Laundry Lines: A Memoir in Stories and Poems
With grace and courage Ann Elizabeth Carson looks to the past from the perspective of a contemporary feminist. A lively evocation of her aunts and their home in Cheltenham, Ontario reveals the rich and powerful ground for her own emerging sense of herself. As Toronto in the ’30s, ’40s and ’50s comes to life in a rare blend of prose and poetry, Ann Elizabeth is caught unawares as the stories collectively uncover events that shaped her social-political outlook and reveal how our untold stories are inevitably woven into the fabric of our public lives. Laundry Lines: A Memoir in Stories and Poems is about the imperative to tell our stories for our survival, the complex emotional inheritance and painful undertow in families, the slow reconciliation with the blows and beauties meted out by life that comes with age, and the deep sensual salve offered by surrender to nature.
One unique feature of this book is Ann Elizabeth’s exploration of similarities between the unique coded language used by women and the one used by those working on the Underground Railway. The positioning of laundry on a line and particular quilted patterns were used to convey, for instance, whether a man/woman or a travel route was safe. Ann uses her skill as a long-time psychotherapist and writer to elucidate the role of women’s hidden language and how we communicate a rich subterranean world of emotion and knowledge subtly to one another.
More about the book: http://inanna.ca/index.php/catalog/laundry-lines-stories-and-poems/.
The Escape Artist
The Escape Artist is the story of Nisha, a nine-year-old Indian-Canadian girl whose vivid imagination keeps her entertained in the loneliness she experiences as an only child and one of the few children in her neighbourhood. After her grandmother dies, her aunt Neela comes to live with Nisha and her parents. Neela suffers from severe post-traumatic stress disorder after having witnessed the death of her father when she was a girl.
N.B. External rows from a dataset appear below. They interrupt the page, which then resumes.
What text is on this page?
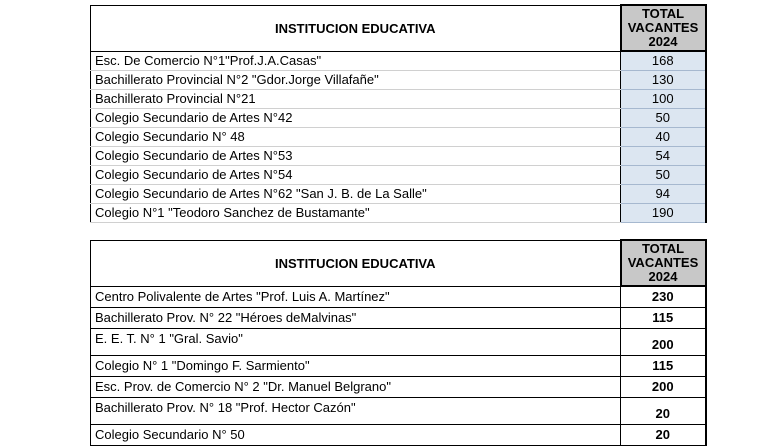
INSTITUCION EDUCATIVA	TOTAL
VACANTES
2024

Esc. De Comercio N°1"Prof.J.A.Casas"	168
Bachillerato Provincial N°2 "Gdor.Jorge Villafañe"	130
Bachillerato Provincial N°21	100
Colegio Secundario de Artes N°42	50
Colegio Secundario N° 48	40
Colegio Secundario de Artes N°53	54
Colegio Secundario de Artes N°54	50
Colegio Secundario de Artes N°62 "San J. B. de La Salle"	94
Colegio N°1 "Teodoro Sanchez de Bustamante"	190
INSTITUCION EDUCATIVA	TOTAL
VACANTES
2024

Centro Polivalente de Artes "Prof. Luis A. Martínez"	230
Bachillerato Prov. N° 22 "Héroes deMalvinas"	115
E. E. T. N° 1 "Gral. Savio"	200
Colegio N° 1 "Domingo F. Sarmiento"	115
Esc. Prov. de Comercio N° 2 "Dr. Manuel Belgrano"	200
Bachillerato Prov. N° 18 "Prof. Hector Cazón"	20
Colegio Secundario N° 50	20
Neela and Nisha bond over their active imaginations, dreaming up adventures together in the room Neela all but refuses to leave – until an unexpected emergency.
More about the book: http://quattrobooks.ca/books/the-escape-artist/.
The Lebanese Dishwasher
Amir Radi hates washing dishes. When he left Beirut, with a tightly grasped suitcase, he hadn’t expected he’d end up at a Middle-Eastern restaurant with old cooks and dirty dishes. Amir knows his immigrant dream has somehow drowned in foamy dishwater. But one night, he meets Rami and begins to feel less isolated, more hopeful, and closer to overcoming a tragic time in his childhood, something he had tried to leave in Beirut. Set in Montreal and Lebanon, The Lebanese Dishwasher tells the story of one man’s struggle with his past and self-acceptance while burdened with culture and obligation.
More about the book: http://quattrobooks.ca/books/the-lebanese-dishwasher/.
Thursday, June 9 2016
Octopus Books Centretown
251 Bank St. 2nd floor
Writer, sculptor, poet and feminist, Ann Elizabeth Carson is the author of several volumes of poetry and prose, including Shadows Light (2005), My Grandmother’s Hair (2006), and The Risks of Remembrance (2010). Her most recent book, We All Become Stories (2013), explores experiences of memory and aging. Previously, a Toronto psychotherapist in private practice, she worked for many years as a counsellor, as well as a supervisor and instructor at York University. Ann Elizabeth Carson is One of Toronto’s Mille Femmes (2008 Luminato Festival) which paid tribute to women who have made a contribution to the arts. She continues to write, sculpt and read from her work in solo and collaborative events in Toronto and on Manitoulin Island, where she is a long-time summer resident, and to lead workshops on how the arts create a new perspective on the ways in which we see ourselves and our world.
Anita Kushwaha grew up in Aylmer, Quebec, telling stories that got her into trouble with the neighbours from a young age. She has an MA and PhD in Human Geography from Carleton University. She is also a graduate of the Creative Writing Program at The Humber School for Writers.The Escape Artist is her first novella. She lives in Ottawa.
Sonia Saikaley’s first book, The Lebanese Dishwasher, co-won the 2012 Ken Klonsky Novella Contest. Her first collection of poetry, Turkish Delight, Montreal Winter, was published in 2012 and a second collection, A Samurai’s Pink House, will be published in 2017 by Inanna Publications. She is currently working on a novel called Jasmine Season on Hamra Street, which was awarded an Ontario Arts Council grant. A graduate of the Humber School for Writers, she lives in her hometown of Ottawa. In the past, she worked as an English teacher in Japan.